World Bank Says That Without Mismanagement and Withdrawal of Piim Funds, the Fsdea Was Worth USD 6.5 Billion Today

FILE PHOTO: A participant stands near a logo of World Bank at the International Monetary Fund - World Bank Annual Meeting 2018 in Nusa Dua, Bali, Indonesia, October 12, 2018. REUTERS/Johannes P. Christo

A World Bank report on Angolan public finances, published in February, once again uncovers the serious management problems and malpractices that have affected the Angolan Sovereign Wealth Fund (FSDEA) since its creation. If the management had adopted a conservative strategy, with the use of financial investments in the main international stock market indices, the World Bank assures, the capitalization of the FSDEA would have risen from 5,000 million USD (the initial allocation) to 6,500 million USD. Since 2012, the FSDEA has been decapitalized by about 2,900 million USD.

As a reference, the World Bank uses the S&P 500 index (which groups the largest assets listed on the New York Stock Exchange) to recall that the USD 5,000 million allocated to the FSDEA would have reached USD 6,500 million in June 2022, even “after replicating the fund withdrawals that occurred in 2019 and 2020”.
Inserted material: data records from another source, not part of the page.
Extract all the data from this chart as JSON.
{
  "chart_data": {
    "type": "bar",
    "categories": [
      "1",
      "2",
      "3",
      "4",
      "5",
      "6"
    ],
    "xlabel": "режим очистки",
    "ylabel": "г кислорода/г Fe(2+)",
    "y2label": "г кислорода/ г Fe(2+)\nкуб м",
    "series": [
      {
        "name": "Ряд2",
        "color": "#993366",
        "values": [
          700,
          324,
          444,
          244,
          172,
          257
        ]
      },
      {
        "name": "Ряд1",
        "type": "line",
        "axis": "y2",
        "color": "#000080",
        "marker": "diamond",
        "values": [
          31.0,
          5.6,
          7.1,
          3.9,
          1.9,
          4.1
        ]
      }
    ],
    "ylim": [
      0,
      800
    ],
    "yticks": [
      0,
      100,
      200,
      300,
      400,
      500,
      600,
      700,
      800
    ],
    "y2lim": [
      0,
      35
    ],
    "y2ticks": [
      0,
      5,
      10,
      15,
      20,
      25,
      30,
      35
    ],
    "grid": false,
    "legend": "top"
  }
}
“This represents an increase of 31% compared to the original allocation and about three times the actual balance of the FSDEA of June 2022”, recall the authors of the report, who also assure that “it is not surprising that the fund underperforms the benchmarks”. In December 2022, according to the FSDEA’s annual report, audited by Ernst & Young (EY), the fund was already worth only about USD 2,100 million, that is, USD 2,900 million less than in 2012.

Another significant fact, especially when considering the vision and objectives that gave rise to the FSDEA, is that since 2016, the first publicly available audited year, the institution has accumulated losses of USD 269 million.

For Neto Costa, economist and former Minister of Economy and Planning between July 2019 and January 2020, the amounts that have been used to finance the PIIM “were mobilized by the owner of the fund [State], corresponding to a divestment”. “On the other hand, the actual net losses, at least until 2017 – when the management seemed more like a “crony business” – will correspond, fundamentally, to the remuneration paid to the then manager, net of earnings, plus operating costs”, he explains.

According to the FSDEA’s annual report and accounts for 2022, the institution incorporated a total of 74 companies (all practically unknown and with no visible economic activity), meanwhile grouped in the FSDEA International Holding PCC entity. As of 31 December 2022, 31 liquidation proceedings have been filed in Mauritius (15 have already been completed).

A total of 17 liquidation proceedings have also been set up in Angola (only two have been completed – Kijinga and Ulussu), according to information published by the FSDEA. It is suspected that this operational format, with the creation of numerous entities linked to each other, functioned as a vehicle for money laundering and corruption.

The now-defunct Kijinga and Ulussu companies are a concrete example of the diffuse practices and the way in which assets were managed by the FSDEA. Denounced by the Maka Angola portal in 2015, these entities received direct transfers from the FSDEA totaling USD 100 million, despite not having relevant economic activity.

At the time, in response to the high suspicions and allegations of corruption published by Maka Angola, the president of Quantum Global, the only manager of the fund’s assets at the time, Jean-Claude Bastos de Morais, said laconically, in a statement, that “the Kijinga company does not aim to provide services, but is focused on the creation of companies in the start-up phase for micro-businesses of Angolan entrepreneurs”.